The Florida Department of Law Enforcement (FDLE) is losing hundreds of thousands of dollars next year, and they're pleading for state lawmakers to help.
The I-Team discovered if they don't get it, several key jobs in fighting terrorism could be lost.
A federal $21 million homeland security grant given to Florida is set to expire in 2016.
For FDLE, it could mean nearly a dozen people in counter-terrorism could lose their jobs.
"It's critical. It's critical not just to FDLE, but to the state of Florida," says FDLE's Molly Best.
Best says the homeland security jobs on the line work in the state's Regional Domestic Security Task Force.
Nine planners help identify high level threats and tips. They also coordinate and share information with federal, state and local law enforcement agencies across Florida.
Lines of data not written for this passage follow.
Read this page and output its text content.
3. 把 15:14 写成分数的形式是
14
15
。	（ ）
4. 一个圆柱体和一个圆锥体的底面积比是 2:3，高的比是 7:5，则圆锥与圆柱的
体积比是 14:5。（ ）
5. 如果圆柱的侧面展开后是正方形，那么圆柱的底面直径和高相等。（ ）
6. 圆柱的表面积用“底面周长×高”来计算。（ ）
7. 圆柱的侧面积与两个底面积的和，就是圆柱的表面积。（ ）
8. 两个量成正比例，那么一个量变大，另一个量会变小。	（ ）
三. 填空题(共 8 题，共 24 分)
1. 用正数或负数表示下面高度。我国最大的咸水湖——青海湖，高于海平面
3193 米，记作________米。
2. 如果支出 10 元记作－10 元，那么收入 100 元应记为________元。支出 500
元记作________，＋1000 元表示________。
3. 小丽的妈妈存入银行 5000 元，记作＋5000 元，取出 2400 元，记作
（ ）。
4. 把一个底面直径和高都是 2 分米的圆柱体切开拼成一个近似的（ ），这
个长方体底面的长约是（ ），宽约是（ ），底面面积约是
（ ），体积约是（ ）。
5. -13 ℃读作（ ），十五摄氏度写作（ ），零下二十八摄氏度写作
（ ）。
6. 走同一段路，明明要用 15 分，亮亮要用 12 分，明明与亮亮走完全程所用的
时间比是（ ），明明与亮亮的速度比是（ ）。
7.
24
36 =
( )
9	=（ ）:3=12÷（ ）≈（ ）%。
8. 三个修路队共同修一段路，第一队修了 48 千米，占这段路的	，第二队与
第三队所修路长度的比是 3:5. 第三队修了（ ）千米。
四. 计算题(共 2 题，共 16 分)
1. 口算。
A Senior Crime Intelligence Analyst helps identify critical infrastructure and potential terrorist targets within the state.
If the state loses those jobs, Best says it would weaken our protection from terrorists.
"If those positions were lost, it would weaken for sure because we don't have anybody then to go out there and analyze and look at these situations, and these situations are constantly changing," said Best.
FDLE is asking state lawmakers for $643,396 to preserve all 10 jobs.
"Without those efforts the state of Florida I think would be vulnerable," said Best.
Here in Tampa Bay, Major Mark Hamlin with the Tampa Police Department runs the special operations unit in charge of homeland security efforts.
He says if the jobs are lost, it wouldn't affect security in Tampa Bay.
"No. The people in Tampa Bay would still be safe. The urban area security initiative, UASI as we call it for short, has a very robust critical infrastructure assessment and protection program. And we're way above the national average as far as identifying, protecting, critical infrastructures. I'm very confident that we'll be safe."
But Best says, "These positions provide us with an invaluable resource in that they go out and they find out what our priorities are, where our gaps are, what resources we need, what personnel we need, in our time of need."
State legislators meet in January to discuss this issue.
According to FDLE, it is in their hands whether these 10 jobs will continue counter-terrorism efforts in Florida.